XXVI
The next night there was another raid, and every night that week. Walter was all on edge.
The children became fretful with their nights disturbed. I thought it would be better to stay in our beds, quietly, as though nothing was happening, but Walter said that was silly.
He said we must take the reasonable precautions. So we sat downstairs, night after night, Walter and I, and the servants, with the children half asleep.
Maud had gone to Mrs. Sebright, and taken her down to the school. ‘People should leave London, who could,’ she said, ‘it was foolish to stay behind.’
And then the raids stopped for a bit, and the nights were quiet, and we slept again and were glad.
Afterwards, when they came, we stayed in bed.
Food was now difficult to get. There were voluntary rations. I spent hours every week weighing and measuring them out. People who kept to the rations put cards up in their windows. We kept to the rations, but we did not put up a card. The taste of beans and lentils became sickening to us all.
Ada gave notice, on account of the air raids, and it was a long time before I got another maid.

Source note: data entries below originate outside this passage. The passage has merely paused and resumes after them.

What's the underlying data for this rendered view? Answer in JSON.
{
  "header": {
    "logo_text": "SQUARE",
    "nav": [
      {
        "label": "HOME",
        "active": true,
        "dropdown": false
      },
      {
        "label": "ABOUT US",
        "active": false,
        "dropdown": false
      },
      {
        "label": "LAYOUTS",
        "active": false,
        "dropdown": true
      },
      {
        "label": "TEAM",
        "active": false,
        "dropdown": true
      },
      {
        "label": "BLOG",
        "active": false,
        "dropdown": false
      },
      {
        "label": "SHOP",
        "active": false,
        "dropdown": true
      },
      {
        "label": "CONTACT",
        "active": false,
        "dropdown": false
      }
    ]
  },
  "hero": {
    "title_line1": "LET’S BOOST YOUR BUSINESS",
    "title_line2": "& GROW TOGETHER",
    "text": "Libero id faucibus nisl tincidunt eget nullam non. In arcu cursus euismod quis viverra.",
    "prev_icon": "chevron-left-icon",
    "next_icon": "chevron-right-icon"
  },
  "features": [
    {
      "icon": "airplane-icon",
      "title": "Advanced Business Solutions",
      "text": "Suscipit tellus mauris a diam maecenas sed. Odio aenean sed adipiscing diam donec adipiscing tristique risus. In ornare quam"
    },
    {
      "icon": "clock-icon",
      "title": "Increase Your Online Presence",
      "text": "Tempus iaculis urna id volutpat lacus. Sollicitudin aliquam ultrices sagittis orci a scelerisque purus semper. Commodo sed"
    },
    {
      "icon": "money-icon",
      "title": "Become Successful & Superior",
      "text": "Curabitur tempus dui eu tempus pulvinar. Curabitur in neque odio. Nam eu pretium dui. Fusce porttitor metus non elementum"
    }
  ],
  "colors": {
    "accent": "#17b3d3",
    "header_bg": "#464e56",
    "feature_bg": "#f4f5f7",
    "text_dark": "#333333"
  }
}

The long months of the winter passed on slowly, harder and more difficult than the last. No sugar, no fat, no fuel, and the weary hours of waiting in a queue for the horrid food we got.
I got to loathe the shops where I had to market; the butcher’s shop in the High Street, where I waited every Tuesday and Saturday, the grocer’s where I waited hours, to be told in the end that the margarine had given out, that there were no beans, that tea had risen again in price; I had to take the children very often, and Rachel was heavy now to hold. I watched the other women in the queue, working women mostly, more tired and draggled than me, with children more fretful than mine, and wondered at their patience; and sometimes I wondered if they really minded it all as much as I did.
It was so cold that Winter. I had never known such cold; perhaps it was the lack of fats that made one cold, Maud said so anyway; and there was so little coal. We shut the drawing-room up, and the study too, and lived in the dining-room downstairs. There we could have a fire; and Walter at his office was warm; but I was always cold; and I thought of Guy and Hugo in the trenches; Hugo had always felt the cold so much, and then I thought:
‘George will not feel cold any more, at all.’
Walter and I saw each other very little. He worked almost always in the evenings after dinner; examination papers now, to make more money, not his proto-Hittite Script; and on Saturdays and Sundays as a rule. He was not happy, I knew; how could he be? but we were like people in a fog; we could not see light, nor each other, we could only struggle for breath, to keep alive; and again we said:
‘It cannot last much longer. It is bound to end very soon.’
My grandmother was still at Yearsly. Cousin Delia had kept her there.